La forza del passato di Sandra Veronesi: uno dei romanzi più interessanti di quest’ultima stagione. Un romanzo che non risente affatto dei modelli importati d’oltreoceano ma che, al contrario, si inserisce a pieno titolo in quella tradizione “tragica” italiana che da Pirandello scende giù giù sino a Gadda passando attraverso Svevo.
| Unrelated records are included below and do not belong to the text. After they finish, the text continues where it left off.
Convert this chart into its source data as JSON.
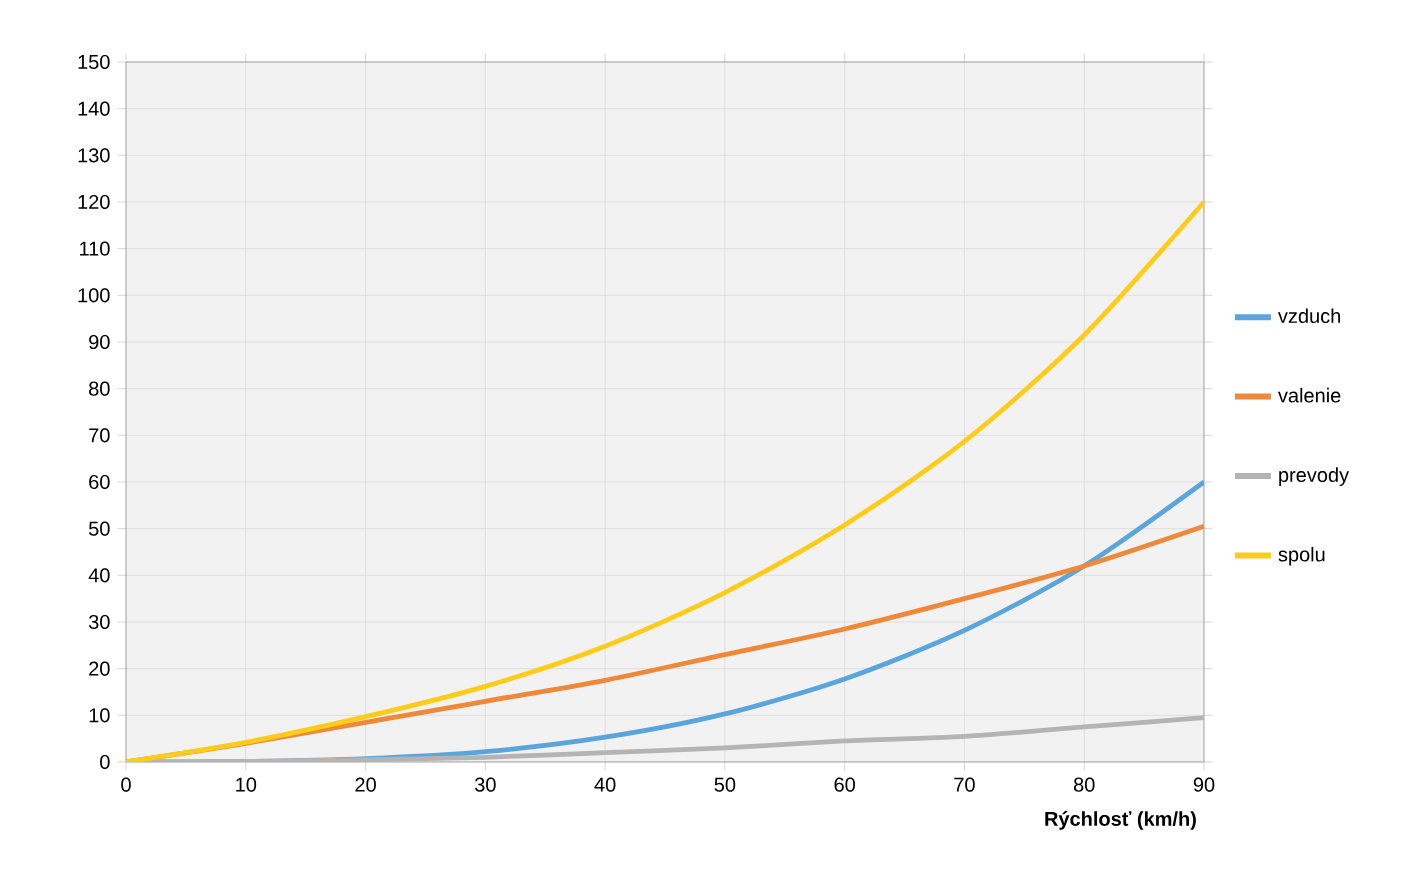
{
  "chart_data": {
    "type": "line",
    "xlabel": "Rýchlosť (km/h)",
    "x": [
      0,
      10,
      20,
      30,
      40,
      50,
      60,
      70,
      80,
      90
    ],
    "series": [
      {
        "name": "vzduch",
        "color": "#5aa5dc",
        "values": [
          0,
          0.1,
          0.7,
          2.2,
          5.3,
          10.3,
          17.8,
          28.2,
          42,
          60
        ]
      },
      {
        "name": "valenie",
        "color": "#f0883a",
        "values": [
          0,
          4,
          8.5,
          13,
          17.5,
          23,
          28.5,
          35,
          42,
          50.5
        ]
      },
      {
        "name": "prevody",
        "color": "#b4b4b4",
        "values": [
          0,
          0.1,
          0.5,
          1,
          2,
          3,
          4.5,
          5.5,
          7.5,
          9.5
        ]
      },
      {
        "name": "spolu",
        "color": "#ffcc1a",
        "values": [
          0,
          4.2,
          9.7,
          16.2,
          24.8,
          36.3,
          50.8,
          68.7,
          91.5,
          120
        ]
      }
    ],
    "xlim": [
      0,
      90
    ],
    "xticks": [
      0,
      10,
      20,
      30,
      40,
      50,
      60,
      70,
      80,
      90
    ],
    "ylim": [
      0,
      150
    ],
    "yticks": [
      0,
      10,
      20,
      30,
      40,
      50,
      60,
      70,
      80,
      90,
      100,
      110,
      120,
      130,
      140,
      150
    ],
    "grid": true,
    "legend": "right",
    "marker": "none",
    "line_style": "solid"
  }
}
Ed è proprio con il personaggio di Zeno Cosini che Gianni, il protagonista del nostro romanzo, sembra avere percepibili rapporti di parentela e affinità elettiva.
 
«Questo sollievo antico, popolare, profondamente italiano…». Così commenta le sue corse cittadine in vespa, con il venticello a quaranta all’ora, il protagonista del romanzo italiano più interessante di questa stagione, La forza del passato di Sandro Veronesi. Ma anche questo stesso romanzo è, a suo modo, “profondamente italiano”, ben collocato dentro una tradizione letteraria nazionale, anche alta. Non si rifà a gelidi minimalismi d’oltreoceano, non copia improbabili barocchismi esotici, non si avventura in una letteratura “di genere” per noi ancora molto estranea. Si potrebbe perfino parlare di una “via italiana al tragico”, di una modalità cioè impervia, paradossale, che tenta faticosamente di scavarsi una propria via dentro la cultura del Bel Paese, dove appunto il tragico è quasi sempre stato rimosso, eluso, in nome del canto e della messinscena divertita dell’esistenza, attraverso l’ assunzione di maschere assai duttili. Si tratta ovviamente di un tentativo che accomuna alcuni dei grandi libri del Novecento italiano, anche molto diversi tra loro: per citare due nomi sommi, Pirandello e Gadda hanno a che fare entrambi con un qualche imbrigliamento del tragico, attraverso l’umorismo o attraverso la destrutturazione Iudica-aggressiva della lingua. Ma, se dobbiamo individuare una tradizione, il romanzo di Veronesi può essere assodato, naturalmente con molta prudenza e infinito senso delle proporzioni, alla Coscienza di Zeno (entrambi raccontati in prima persona, come una sorta di diario), a partire soprattutto dalla analogia tematica, assai vistosa e probabilmente non casuale, tra i due diversi tentativi (vani) da parte dell’io narrante di smettere di fumare (benché Zeno non si sia iscritto mai a una associazione di alcolisti anonimi… ); e anche considerando la tonalità, comune a entrambi, di commedia esistenziale. In particolare due sono gli aspetti di questi romanzi, su cui vorrei soffermarmi in riferimento alla questione del tragico.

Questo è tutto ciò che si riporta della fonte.